Abstract

Catherine Mackirdy, Hassan Abass, Tauranga, New Zealand:
It is not widely known that lithium has rarely been associated with raised intracranial pressure.
We report the case of a 17-year-old woman who experienced headache over two weeks, mainly occipital area and cervical, with worsening over the previous four days. She described the pain as different to headaches she had experienced in the past. She presented to the Accident and Emergency Department experiencing clumsiness and visual impairment. The pain was not influenced by coughing, sneezing, bending down, or time of day.
The patient had a complex psychiatric history, with several admissions. She was under psychiatric care; lithium had been commenced six and a half weeks previously for affective disorder.

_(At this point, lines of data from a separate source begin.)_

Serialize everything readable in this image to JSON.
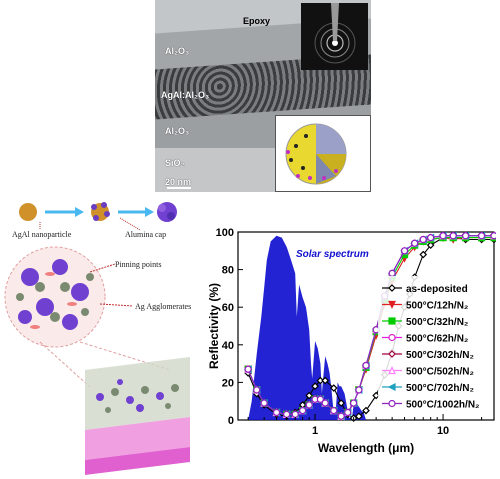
{
  "tem": {
    "labels": {
      "epoxy": "Epoxy",
      "al2o3_top": "Al₂O₃",
      "agal": "AgAl:Al₂O₃",
      "al2o3_bottom": "Al₂O₃",
      "sio2": "SiO₂",
      "scale": "20 nm"
    }
  },
  "schematic": {
    "top_labels": {
      "nanoparticle": "AgAl nanoparticle",
      "cap": "Alumina cap"
    },
    "callouts": {
      "pinning": "Pinning points",
      "agglomerates": "Ag Agglomerates"
    }
  },
  "chart_data": {
    "type": "line",
    "x_scale": "log",
    "xlabel": "Wavelength (μm)",
    "ylabel": "Reflectivity (%)",
    "xlim": [
      0.25,
      25
    ],
    "ylim": [
      0,
      100
    ],
    "yticks": [
      "0",
      "20",
      "40",
      "60",
      "80",
      "100"
    ],
    "xticks": [
      "1",
      "10"
    ],
    "annotation": "Solar spectrum",
    "solar_spectrum_color": "#1010d0",
    "series": [
      {
        "name": "as-deposited",
        "color": "#000000",
        "marker": "diamond-open",
        "x": [
          0.3,
          0.35,
          0.4,
          0.5,
          0.6,
          0.7,
          0.8,
          0.9,
          1.0,
          1.1,
          1.2,
          1.4,
          1.6,
          1.8,
          2.0,
          2.2,
          2.5,
          3,
          3.5,
          4,
          4.5,
          5,
          5.5,
          6,
          7,
          8,
          10,
          12,
          15,
          20,
          25
        ],
        "y": [
          25,
          14,
          8,
          3,
          2,
          4,
          8,
          13,
          18,
          21,
          21,
          17,
          9,
          3,
          1,
          2,
          5,
          13,
          24,
          36,
          50,
          60,
          67,
          76,
          88,
          93,
          97,
          97,
          96,
          96,
          96
        ]
      },
      {
        "name": "500°C/12h/N₂",
        "color": "#e02020",
        "marker": "triangle-down",
        "x": [
          0.3,
          0.35,
          0.4,
          0.5,
          0.6,
          0.7,
          0.8,
          0.9,
          1.0,
          1.1,
          1.2,
          1.4,
          1.6,
          1.8,
          2.0,
          2.2,
          2.5,
          3,
          3.5,
          4,
          5,
          6,
          7,
          8,
          10,
          12,
          15,
          20,
          25
        ],
        "y": [
          27,
          16,
          9,
          4,
          3,
          3,
          5,
          8,
          11,
          11,
          9,
          5,
          2,
          4,
          9,
          16,
          27,
          45,
          62,
          74,
          86,
          92,
          95,
          96,
          97,
          96,
          97,
          97,
          97
        ]
      },
      {
        "name": "500°C/32h/N₂",
        "color": "#00cc00",
        "marker": "square",
        "x": [
          0.3,
          0.35,
          0.4,
          0.5,
          0.6,
          0.7,
          0.8,
          0.9,
          1.0,
          1.1,
          1.2,
          1.4,
          1.6,
          1.8,
          2.0,
          2.2,
          2.5,
          3,
          3.5,
          4,
          5,
          6,
          7,
          8,
          10,
          12,
          15,
          20,
          25
        ],
        "y": [
          27,
          16,
          9,
          4,
          3,
          3,
          5,
          8,
          11,
          11,
          9,
          5,
          2,
          4,
          9,
          16,
          28,
          47,
          64,
          76,
          88,
          93,
          95,
          96,
          97,
          97,
          97,
          97,
          97
        ]
      },
      {
        "name": "500°C/62h/N₂",
        "color": "#e020e0",
        "marker": "circle-open",
        "x": [
          0.3,
          0.35,
          0.4,
          0.5,
          0.6,
          0.7,
          0.8,
          0.9,
          1.0,
          1.1,
          1.2,
          1.4,
          1.6,
          1.8,
          2.0,
          2.2,
          2.5,
          3,
          3.5,
          4,
          5,
          6,
          7,
          8,
          10,
          12,
          15,
          20,
          25
        ],
        "y": [
          27,
          16,
          9,
          4,
          3,
          3,
          5,
          8,
          11,
          11,
          9,
          5,
          2,
          4,
          9,
          16,
          29,
          48,
          66,
          78,
          90,
          94,
          96,
          97,
          98,
          98,
          98,
          98,
          98
        ]
      },
      {
        "name": "500°C/302h/N₂",
        "color": "#a00040",
        "marker": "diamond-open",
        "x": [
          0.3,
          0.35,
          0.4,
          0.5,
          0.6,
          0.7,
          0.8,
          0.9,
          1.0,
          1.1,
          1.2,
          1.4,
          1.6,
          1.8,
          2.0,
          2.2,
          2.5,
          3,
          3.5,
          4,
          5,
          6,
          7,
          8,
          10,
          12,
          15,
          20,
          25
        ],
        "y": [
          27,
          16,
          9,
          4,
          3,
          3,
          5,
          8,
          11,
          11,
          9,
          5,
          2,
          4,
          9,
          16,
          29,
          48,
          66,
          78,
          90,
          94,
          96,
          97,
          98,
          98,
          98,
          98,
          98
        ]
      },
      {
        "name": "500°C/502h/N₂",
        "color": "#ff80ff",
        "marker": "triangle-open",
        "x": [
          0.3,
          0.35,
          0.4,
          0.5,
          0.6,
          0.7,
          0.8,
          0.9,
          1.0,
          1.1,
          1.2,
          1.4,
          1.6,
          1.8,
          2.0,
          2.2,
          2.5,
          3,
          3.5,
          4,
          5,
          6,
          7,
          8,
          10,
          12,
          15,
          20,
          25
        ],
        "y": [
          27,
          16,
          9,
          4,
          3,
          3,
          5,
          8,
          11,
          11,
          9,
          5,
          2,
          4,
          9,
          16,
          29,
          48,
          66,
          78,
          90,
          94,
          96,
          97,
          98,
          98,
          98,
          98,
          98
        ]
      },
      {
        "name": "500°C/702h/N₂",
        "color": "#20a0c0",
        "marker": "triangle-left",
        "x": [
          0.3,
          0.35,
          0.4,
          0.5,
          0.6,
          0.7,
          0.8,
          0.9,
          1.0,
          1.1,
          1.2,
          1.4,
          1.6,
          1.8,
          2.0,
          2.2,
          2.5,
          3,
          3.5,
          4,
          5,
          6,
          7,
          8,
          10,
          12,
          15,
          20,
          25
        ],
        "y": [
          27,
          16,
          9,
          4,
          3,
          3,
          5,
          8,
          11,
          11,
          9,
          5,
          2,
          4,
          9,
          16,
          29,
          48,
          66,
          78,
          90,
          94,
          96,
          97,
          98,
          98,
          98,
          98,
          98
        ]
      },
      {
        "name": "500°C/1002h/N₂",
        "color": "#9020c0",
        "marker": "circle-open",
        "x": [
          0.3,
          0.35,
          0.4,
          0.5,
          0.6,
          0.7,
          0.8,
          0.9,
          1.0,
          1.1,
          1.2,
          1.4,
          1.6,
          1.8,
          2.0,
          2.2,
          2.5,
          3,
          3.5,
          4,
          5,
          6,
          7,
          8,
          10,
          12,
          15,
          20,
          25
        ],
        "y": [
          27,
          16,
          9,
          4,
          3,
          3,
          5,
          8,
          11,
          11,
          9,
          5,
          2,
          4,
          9,
          16,
          29,
          48,
          66,
          78,
          90,
          94,
          96,
          97,
          98,
          98,
          98,
          98,
          98
        ]
      }
    ],
    "solar": {
      "x": [
        0.3,
        0.32,
        0.35,
        0.38,
        0.4,
        0.42,
        0.45,
        0.5,
        0.55,
        0.6,
        0.65,
        0.7,
        0.72,
        0.75,
        0.8,
        0.85,
        0.9,
        0.93,
        0.95,
        1.0,
        1.05,
        1.1,
        1.13,
        1.15,
        1.2,
        1.25,
        1.3,
        1.35,
        1.4,
        1.45,
        1.5,
        1.55,
        1.6,
        1.7,
        1.8,
        1.85,
        1.95,
        2.0,
        2.1,
        2.2,
        2.3,
        2.4,
        2.5
      ],
      "y": [
        0,
        10,
        35,
        55,
        70,
        85,
        95,
        98,
        97,
        92,
        85,
        78,
        55,
        72,
        65,
        60,
        48,
        30,
        22,
        42,
        38,
        30,
        14,
        20,
        34,
        30,
        25,
        15,
        3,
        4,
        20,
        18,
        18,
        14,
        5,
        1,
        2,
        8,
        9,
        7,
        5,
        4,
        0
      ]
    }
  }
}
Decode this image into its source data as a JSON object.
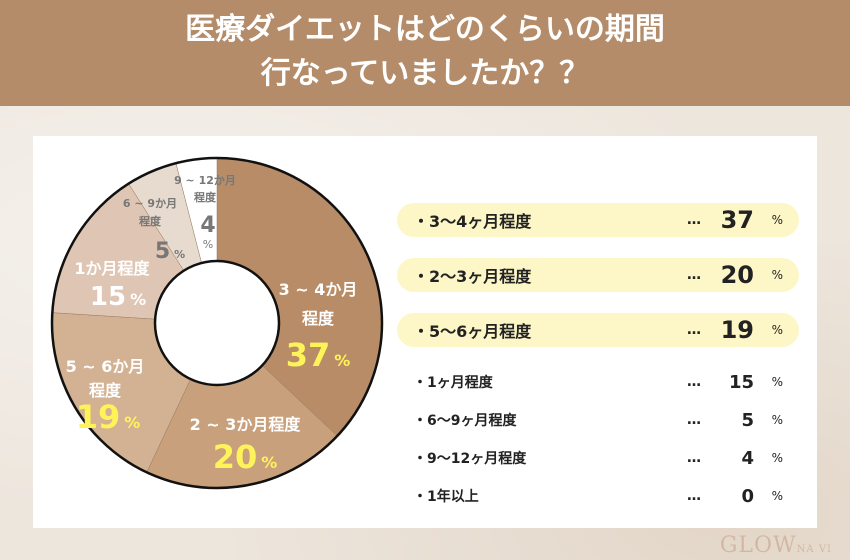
{
  "title_lines": [
    "医療ダイエットはどのくらいの期間",
    "行なっていましたか？？"
  ],
  "chart_data": {
    "type": "pie",
    "donut": true,
    "categories": [
      "3～4か月程度",
      "2～3か月程度",
      "5～6か月程度",
      "1か月程度",
      "6～9か月程度",
      "9～12か月程度",
      "1年以上"
    ],
    "values": [
      37,
      20,
      19,
      15,
      5,
      4,
      0
    ],
    "colors": [
      "#b88c67",
      "#c9a07c",
      "#d3b193",
      "#dfc6b4",
      "#e7dace",
      "#ffffff",
      "#ffffff"
    ],
    "slice_labels": [
      {
        "name": [
          "3 ~ 4か月",
          "程度"
        ],
        "value": "37",
        "pct": "%"
      },
      {
        "name": [
          "2 ~ 3か月程度"
        ],
        "value": "20",
        "pct": "%"
      },
      {
        "name": [
          "5 ~ 6か月",
          "程度"
        ],
        "value": "19",
        "pct": "%"
      },
      {
        "name": [
          "1か月程度"
        ],
        "value": "15",
        "pct": "%"
      },
      {
        "name": [
          "6 ~ 9か月",
          "程度"
        ],
        "value": "5",
        "pct": "%"
      },
      {
        "name": [
          "9 ~ 12か月",
          "程度"
        ],
        "value": "4",
        "pct": "%"
      }
    ]
  },
  "legend": [
    {
      "label": "・3〜4ヶ月程度",
      "dots": "…",
      "value": "37",
      "pct": "%",
      "highlight": true
    },
    {
      "label": "・2〜3ヶ月程度",
      "dots": "…",
      "value": "20",
      "pct": "%",
      "highlight": true
    },
    {
      "label": "・5〜6ヶ月程度",
      "dots": "…",
      "value": "19",
      "pct": "%",
      "highlight": true
    },
    {
      "label": "・1ヶ月程度",
      "dots": "…",
      "value": "15",
      "pct": "%",
      "highlight": false
    },
    {
      "label": "・6〜9ヶ月程度",
      "dots": "…",
      "value": "5",
      "pct": "%",
      "highlight": false
    },
    {
      "label": "・9〜12ヶ月程度",
      "dots": "…",
      "value": "4",
      "pct": "%",
      "highlight": false
    },
    {
      "label": "・1年以上",
      "dots": "…",
      "value": "0",
      "pct": "%",
      "highlight": false
    }
  ],
  "logo": "GLOW NAVI"
}
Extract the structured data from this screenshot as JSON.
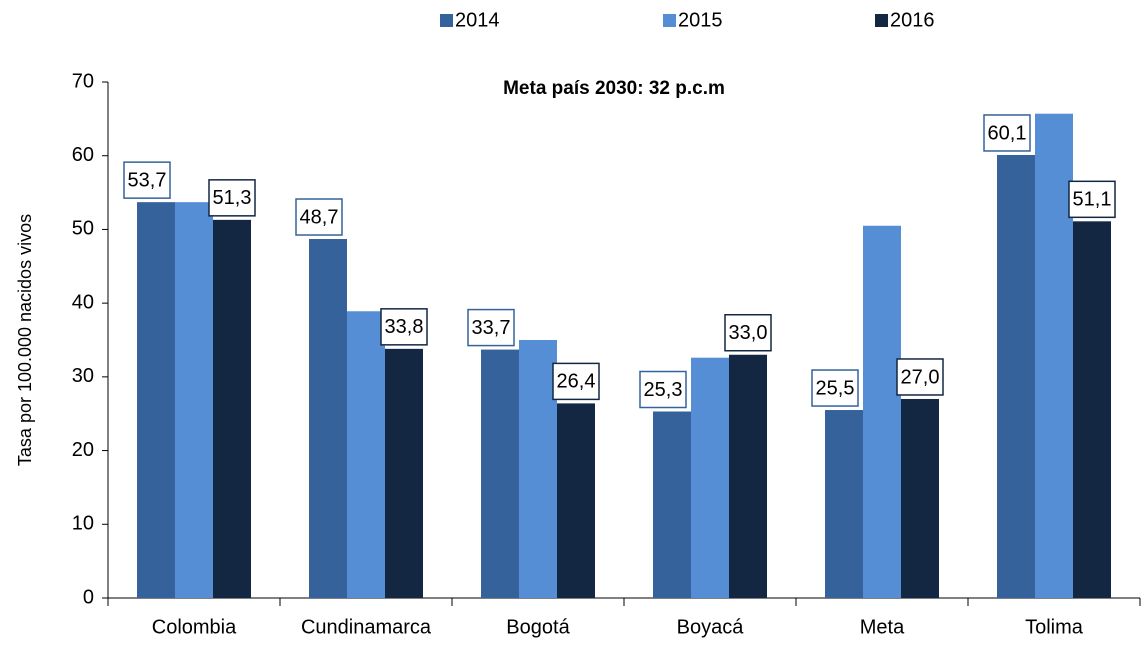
{
  "chart_data": {
    "type": "bar",
    "title": "Meta país 2030: 32 p.c.m",
    "y_label": "Tasa por 100.000 nacidos vivos",
    "categories": [
      "Colombia",
      "Cundinamarca",
      "Bogotá",
      "Boyacá",
      "Meta",
      "Tolima"
    ],
    "series": [
      {
        "name": "2014",
        "color": "#35629a",
        "values": [
          53.7,
          48.7,
          33.7,
          25.3,
          25.5,
          60.1
        ],
        "value_labels": [
          "53,7",
          "48,7",
          "33,7",
          "25,3",
          "25,5",
          "60,1"
        ]
      },
      {
        "name": "2015",
        "color": "#558ed5",
        "values": [
          53.7,
          38.9,
          35.0,
          32.6,
          50.5,
          65.7
        ]
      },
      {
        "name": "2016",
        "color": "#132743",
        "values": [
          51.3,
          33.8,
          26.4,
          33.0,
          27.0,
          51.1
        ],
        "value_labels": [
          "51,3",
          "33,8",
          "26,4",
          "33,0",
          "27,0",
          "51,1"
        ]
      }
    ],
    "ylim": [
      0,
      70
    ],
    "yticks": [
      0,
      10,
      20,
      30,
      40,
      50,
      60,
      70
    ],
    "grid": false,
    "legend": "top"
  }
}
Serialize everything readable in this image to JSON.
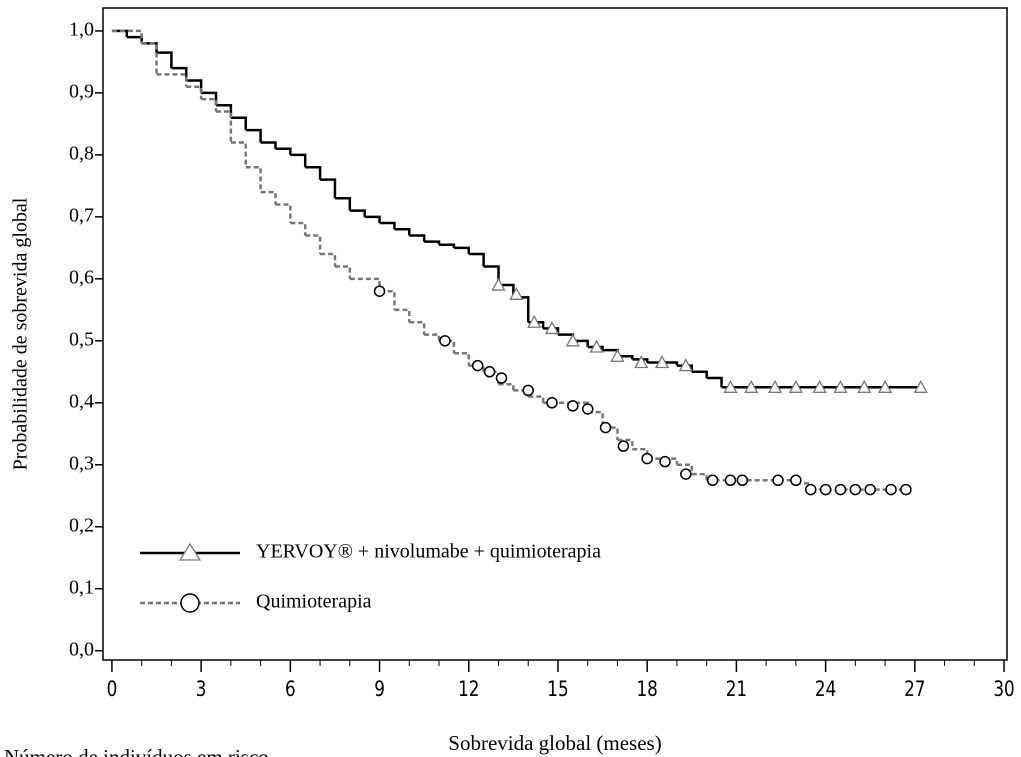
{
  "chart_data": {
    "type": "step",
    "x_label": "Sobrevida global (meses)",
    "y_label": "Probabilidade de sobrevida global",
    "annotation": "Número de indivíduos em risco",
    "xlim": [
      -0.3,
      30.1
    ],
    "ylim": [
      -0.015,
      1.037
    ],
    "xticks": [
      0,
      3,
      6,
      9,
      12,
      15,
      18,
      21,
      24,
      27,
      30
    ],
    "yticks": [
      {
        "value": 0,
        "label": "0,0"
      },
      {
        "value": 0.1,
        "label": "0,1"
      },
      {
        "value": 0.2,
        "label": "0,2"
      },
      {
        "value": 0.3,
        "label": "0,3"
      },
      {
        "value": 0.4,
        "label": "0,4"
      },
      {
        "value": 0.5,
        "label": "0,5"
      },
      {
        "value": 0.6,
        "label": "0,6"
      },
      {
        "value": 0.7,
        "label": "0,7"
      },
      {
        "value": 0.8,
        "label": "0,8"
      },
      {
        "value": 0.9,
        "label": "0,9"
      },
      {
        "value": 1,
        "label": "1,0"
      }
    ],
    "legend": "lower left",
    "series": [
      {
        "name": "YERVOY® + nivolumabe + quimioterapia",
        "color": "#000000",
        "dash": false,
        "marker": "triangle",
        "marker_color": "#777777",
        "x": [
          0,
          0.5,
          1,
          1.5,
          2,
          2.5,
          3,
          3.5,
          4,
          4.5,
          5,
          5.5,
          6,
          6.5,
          7,
          7.5,
          8,
          8.5,
          9,
          9.5,
          10,
          10.5,
          11,
          11.5,
          12,
          12.5,
          13,
          13.5,
          14,
          14.5,
          15,
          15.5,
          16,
          16.5,
          17,
          17.5,
          18,
          19,
          19.5,
          20,
          20.5,
          27.2
        ],
        "values": [
          1.0,
          0.99,
          0.98,
          0.965,
          0.94,
          0.92,
          0.9,
          0.88,
          0.86,
          0.84,
          0.82,
          0.81,
          0.8,
          0.78,
          0.76,
          0.73,
          0.71,
          0.7,
          0.69,
          0.68,
          0.67,
          0.66,
          0.655,
          0.65,
          0.64,
          0.62,
          0.59,
          0.57,
          0.53,
          0.52,
          0.51,
          0.5,
          0.49,
          0.485,
          0.475,
          0.47,
          0.465,
          0.46,
          0.45,
          0.44,
          0.425,
          0.425
        ],
        "censor_x": [
          13,
          13.6,
          14.2,
          14.8,
          15.5,
          16.3,
          17,
          17.8,
          18.5,
          19.3,
          20.8,
          21.5,
          22.3,
          23,
          23.8,
          24.5,
          25.3,
          26,
          27.2
        ],
        "censor_y": [
          0.59,
          0.575,
          0.53,
          0.52,
          0.5,
          0.49,
          0.475,
          0.465,
          0.465,
          0.46,
          0.425,
          0.425,
          0.425,
          0.425,
          0.425,
          0.425,
          0.425,
          0.425,
          0.425
        ]
      },
      {
        "name": "Quimioterapia",
        "color": "#777777",
        "dash": true,
        "marker": "circle",
        "marker_color": "#000000",
        "x": [
          0,
          1,
          1.5,
          2.5,
          3,
          3.5,
          4,
          4.5,
          5,
          5.5,
          6,
          6.5,
          7,
          7.5,
          8,
          9,
          9.5,
          10,
          10.5,
          11,
          11.5,
          12,
          12.5,
          13,
          13.5,
          14,
          14.5,
          16,
          16.5,
          17,
          17.5,
          18,
          19,
          19.5,
          20,
          23,
          23.5,
          26.8
        ],
        "values": [
          1.0,
          0.98,
          0.93,
          0.91,
          0.89,
          0.87,
          0.82,
          0.78,
          0.74,
          0.72,
          0.69,
          0.67,
          0.64,
          0.62,
          0.6,
          0.58,
          0.55,
          0.53,
          0.51,
          0.5,
          0.48,
          0.46,
          0.45,
          0.43,
          0.42,
          0.41,
          0.4,
          0.385,
          0.36,
          0.34,
          0.325,
          0.31,
          0.3,
          0.285,
          0.275,
          0.27,
          0.26,
          0.26
        ],
        "censor_x": [
          9,
          11.2,
          12.3,
          12.7,
          13.1,
          14,
          14.8,
          15.5,
          16,
          16.6,
          17.2,
          18,
          18.6,
          19.3,
          20.2,
          20.8,
          21.2,
          22.4,
          23,
          23.5,
          24,
          24.5,
          25,
          25.5,
          26.2,
          26.7
        ],
        "censor_y": [
          0.58,
          0.5,
          0.46,
          0.45,
          0.44,
          0.42,
          0.4,
          0.395,
          0.39,
          0.36,
          0.33,
          0.31,
          0.305,
          0.285,
          0.275,
          0.275,
          0.275,
          0.275,
          0.275,
          0.26,
          0.26,
          0.26,
          0.26,
          0.26,
          0.26,
          0.26
        ]
      }
    ]
  }
}
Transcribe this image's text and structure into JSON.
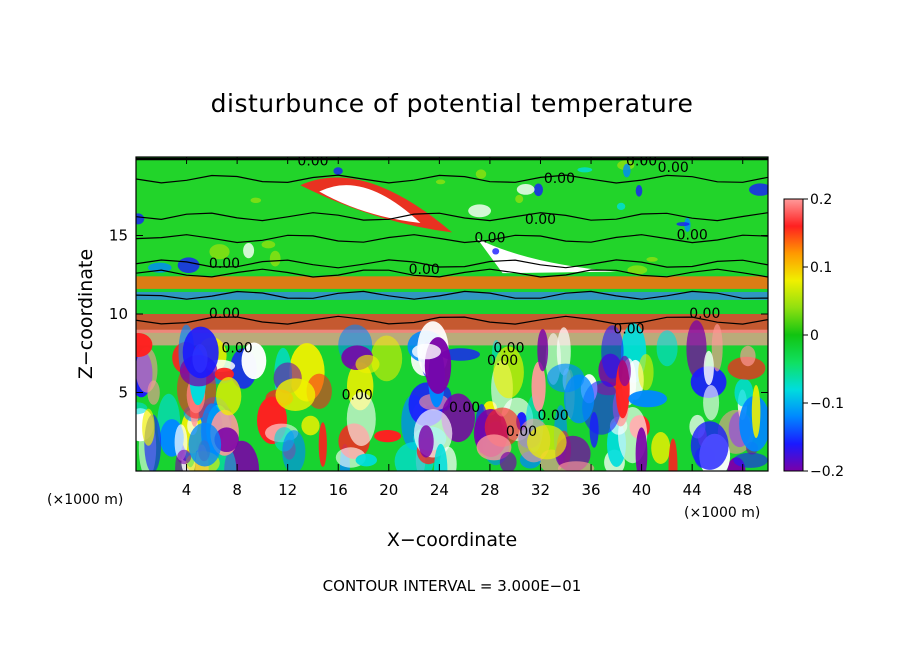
{
  "chart_data": {
    "type": "heatmap",
    "title": "disturbunce of potential temperature",
    "xlabel": "X−coordinate",
    "ylabel": "Z−coordinate",
    "x_unit": "(×1000 m)",
    "x_unit_right": "(×1000 m)",
    "footer": "CONTOUR INTERVAL = 3.000E−01",
    "xlim": [
      0,
      50
    ],
    "ylim": [
      0,
      20
    ],
    "xticks": [
      4,
      8,
      12,
      16,
      20,
      24,
      28,
      32,
      36,
      40,
      44,
      48
    ],
    "yticks": [
      5,
      10,
      15
    ],
    "colorbar": {
      "range": [
        -0.2,
        0.2
      ],
      "ticks": [
        {
          "value": 0.2,
          "label": "0.2"
        },
        {
          "value": 0.1,
          "label": "0.1"
        },
        {
          "value": 0,
          "label": "0"
        },
        {
          "value": -0.1,
          "label": "−0.1"
        },
        {
          "value": -0.2,
          "label": "−0.2"
        }
      ],
      "colors": [
        "#7a00a8",
        "#1a1aff",
        "#0088ff",
        "#00dddd",
        "#10e060",
        "#11c411",
        "#90e010",
        "#f0f000",
        "#ff9900",
        "#ff2020",
        "#ff9a9a"
      ]
    },
    "contour_labels": [
      {
        "x": 14.0,
        "y": 19.7,
        "text": "0.00"
      },
      {
        "x": 40.0,
        "y": 19.7,
        "text": "0.00"
      },
      {
        "x": 33.5,
        "y": 18.6,
        "text": "0.00"
      },
      {
        "x": 42.5,
        "y": 19.3,
        "text": "0.00"
      },
      {
        "x": 32.0,
        "y": 16.0,
        "text": "0.00"
      },
      {
        "x": 44.0,
        "y": 15.0,
        "text": "0.00"
      },
      {
        "x": 28.0,
        "y": 14.8,
        "text": "0.00"
      },
      {
        "x": 7.0,
        "y": 13.2,
        "text": "0.00"
      },
      {
        "x": 22.8,
        "y": 12.8,
        "text": "0.00"
      },
      {
        "x": 7.0,
        "y": 10.0,
        "text": "0.00"
      },
      {
        "x": 45.0,
        "y": 10.0,
        "text": "0.00"
      },
      {
        "x": 39.0,
        "y": 9.0,
        "text": "0.00"
      },
      {
        "x": 29.5,
        "y": 7.8,
        "text": "0.00"
      },
      {
        "x": 8.0,
        "y": 7.8,
        "text": "0.00"
      },
      {
        "x": 17.5,
        "y": 4.8,
        "text": "0.00"
      },
      {
        "x": 29.0,
        "y": 7.0,
        "text": "0.00"
      },
      {
        "x": 33.0,
        "y": 3.5,
        "text": "0.00"
      },
      {
        "x": 30.5,
        "y": 2.5,
        "text": "0.00"
      },
      {
        "x": 26.0,
        "y": 4.0,
        "text": "0.00"
      }
    ]
  }
}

In addition to lithium in the usual therapeutic range, the patient had been taking clozapine 125 mg/day for the last six months. Paroxetine 20 mg/day had been reintroduced two weeks previously. She had taken paroxetine in the past without any adverse effects.
On neurological examination, the Glasgow Coma Scale score was 13/15. Her fundi showed bilateral papilloedema. Visual field examination showed bilateral peripheral loss but no diplopia.
A CT brain scan was normal. A range of blood tests on admission showed a white blood cell count of 11.8 b/L and neutrophil count of 9.44 b/L. On lumbar puncture, the opening pressure was 47. Samples were sent for biochemistry, microbiology and cytology; all returned normal results.
Lithium was discontinued; acetazolamide 25 mg bd was commenced, and there was an uneventful recovery. Raised intracranial pressure in association with lithium has been described on several occasions [1–3].
In this case, the patient was also taking clozapine and paroxetine which were possible contenders for causing the problem. But a literature search did not produce any evidence to incriminate them. The fact that cessation of lithium alone was associated with resolution of the problem suggests that it was the agent responsible.